Le fait de refuser de répondre aux questions tout en incitant au débat permet de développer l’assurance en soit dont nos étudiants manquent cruellement. Au terme de l’exercice, ils doivent être capable, grâce à une série d’arguments, de dire si leur résultat est juste ou faux.

Je ne corrige jamais les exercices au tableau. Je demande à l’un des petits groupes de faire le corrigé qui est ensuite distribué aux autres étudiants  après que je l’ai vérifié.

Depuis que j’applique cette méthode, les résultats que les étudiants obtiennent en examen sont souvent accompagnés de critiques (« ce résultat est faux de toutes évidence car il ne correspond pas au graph mais je manque de temps pour chercher mon erreur »).

6.  Susciter la MOTIVATION

Lorsque les étudiants sont acteurs de leur apprentissage, qu’ils réussissent par eux même la motivation devient évidente… même si le chemin est souvent éprouvant ! Lorsqu’un étudiant à suer sur un problème mais à finit par y arriver seul il faut lui faire remarquer le chemin parcouru pour qu’il n’ait plus peur de l’emprunter.

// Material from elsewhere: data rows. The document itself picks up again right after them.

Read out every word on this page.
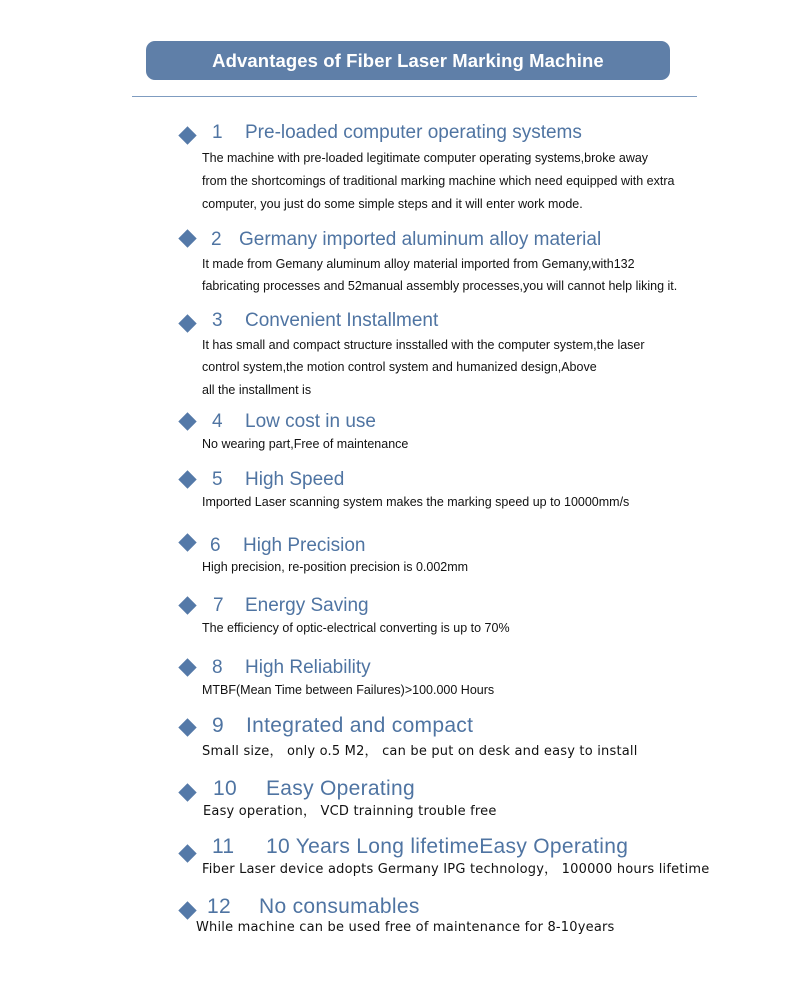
Advantages of Fiber Laser Marking Machine
1 Pre-loaded computer operating systems
The machine with pre-loaded legitimate computer operating systems,broke away
from the shortcomings of traditional marking machine which need equipped with extra
computer, you just do some simple steps and it will enter work mode.
2 Germany imported aluminum alloy material
It made from Gemany aluminum alloy material imported from Gemany,with132
fabricating processes and 52manual assembly processes,you will cannot help liking it.
3 Convenient Installment
It has small and compact structure insstalled with the computer system,the laser
control system,the motion control system and humanized design,Above
all the installment is
4 Low cost in use
No wearing part,Free of maintenance
5 High Speed
Imported Laser scanning system makes the marking speed up to 10000mm/s
6 High Precision
High precision, re-position precision is 0.002mm
7 Energy Saving
The efficiency of optic-electrical converting is up to 70%
8 High Reliability
MTBF(Mean Time between Failures)>100.000 Hours
9 Integrated and compact
Small size， only o.5 M2， can be put on desk and easy to install
10 Easy Operating
Easy operation， VCD trainning trouble free
11 10 Years Long lifetimeEasy Operating
Fiber Laser device adopts Germany IPG technology， 100000 hours lifetime
12 No consumables
While machine can be used free of maintenance for 8-10years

Pour augmenter cet effet, j’aime introduire un peu de jeu dans la séance de TD.  Par exemple, mes énoncés de TD débutent toujours par une série de questions de cours dont les réponses sont explicitement données dans le poly. Il est possible de traiter ces questions par le jeu : chaque groupe devient une équipe qui doit se choisir un animal comme mascotte. L’équipe qui faite le cri de l’animal en premier gagne le droit de répondre. L’équipe gagnante est celle qui a le plus de bonnes réponses. Cette formule permet d’avoir l’attention et l’implication de 100% des élèves présents dans la classe et marche à tous les coups !

 

 


Parmi les critiques qui apparaissent souvent est que le travail en petit groupe est bruyant.  Dans un TD classique, les étudiants sont censés être silencieux alors que l’enseignant explique. Dans les faits, une bonne partie de la séance est passée à demander le calme… Le travail en petit groupe permet de remplacer ce bruit de fond tous azimuts par des discussions sur le sujet du TD, le bruit n’est alors plus un problème.